Na fila da C&A eu vejo um pobre com vergonha de recusar o cartão da loja dizendo que sempre estoura o limite dos cartões que já tem e tem que completar no próximo mês, mas acaba fazendo o novo cartão por pura timidez; atrás de mim alguém diz que o tênis de 139,90 talvez não passe em seu cartão mas vai tentar assim mesmo; viro-me e vejo que é uma mulher com uniforme de faxineira. Eu nunca comprei sapatos tão caros, pois sei que eles não valem isso. Por que os pobres não têm estrutura para resistir ao consumismo e se sentir ultrajados ao ver que lhes querem empurrar algum supérfluo goela abaixo? A educação é uma parte da resposta, tenho certeza, mas não é só isso.

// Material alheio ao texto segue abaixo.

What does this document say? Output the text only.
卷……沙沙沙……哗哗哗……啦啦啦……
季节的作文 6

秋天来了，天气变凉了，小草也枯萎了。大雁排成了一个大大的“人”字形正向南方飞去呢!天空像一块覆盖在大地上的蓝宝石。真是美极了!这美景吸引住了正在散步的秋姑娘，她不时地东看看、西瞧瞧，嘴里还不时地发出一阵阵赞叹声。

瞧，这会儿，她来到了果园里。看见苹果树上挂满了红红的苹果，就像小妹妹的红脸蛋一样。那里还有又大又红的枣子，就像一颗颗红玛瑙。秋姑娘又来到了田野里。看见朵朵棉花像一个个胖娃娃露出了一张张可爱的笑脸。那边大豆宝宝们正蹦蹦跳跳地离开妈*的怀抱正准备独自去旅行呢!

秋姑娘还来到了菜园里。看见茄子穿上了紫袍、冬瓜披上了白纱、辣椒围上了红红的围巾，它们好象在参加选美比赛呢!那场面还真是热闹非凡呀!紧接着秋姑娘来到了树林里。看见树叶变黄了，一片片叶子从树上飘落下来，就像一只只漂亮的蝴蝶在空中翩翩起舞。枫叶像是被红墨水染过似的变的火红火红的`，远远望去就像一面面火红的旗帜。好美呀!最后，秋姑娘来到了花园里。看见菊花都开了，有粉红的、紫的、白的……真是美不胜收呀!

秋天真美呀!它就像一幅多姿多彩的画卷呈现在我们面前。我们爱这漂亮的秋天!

Temos mesmo uma espécie de orgulho mal-ajambrado, uma cruza entre o célebre complexo de vira-lata conforme o batizou Nelson Rodrigues misturado a uma "consciência" de que agora seríamos uma "nação emergente" e próspera: preferimos revirar e comer lixo do que ir bater na porta da Casa Grande e exigir direitos. Quando um não agüenta e exige (“meu filho foi assassinado por policiais”), só então outras vozes se levantam: para barrá-lo, impedi-lo de se estressar, assegurá-lo de que nada vai mudar e pedir-lhe por favor que não seja chato. É a famosa turma do deixa-disso. Tudo isso já foi batizado e catalogado por um ou outro sensato, mas somos uma nação que gosta de chupar o óbvio até derreter para durar mais e que gosta de burocracia, portanto arquivamos o acórdão para deliberações futuras do relator.
Somos uma nação de personalidade complexa e distorcida. Talvez seja a personalidade do futuro, talvez seja uma característica que nos faça sobreviver aos piores perrengues que certamente a mãe-natureza reserva aos humanos nos próximos séculos, numa justíssima vendetta. Nós, que nos contentamos com pouco e na primeira oportunidade batemos um sambinha rasteiro, talvez logo tenhamos pouco para nos contentar. Nos ajustamos em qualquer lugar, mesmo nos mais desfavoráveis, como marias-sem-vergonha. Ou melhor, nós não, porque se os, hum, três-quartos não-brasileiros do meu caráter prevalecerem, eu pereço.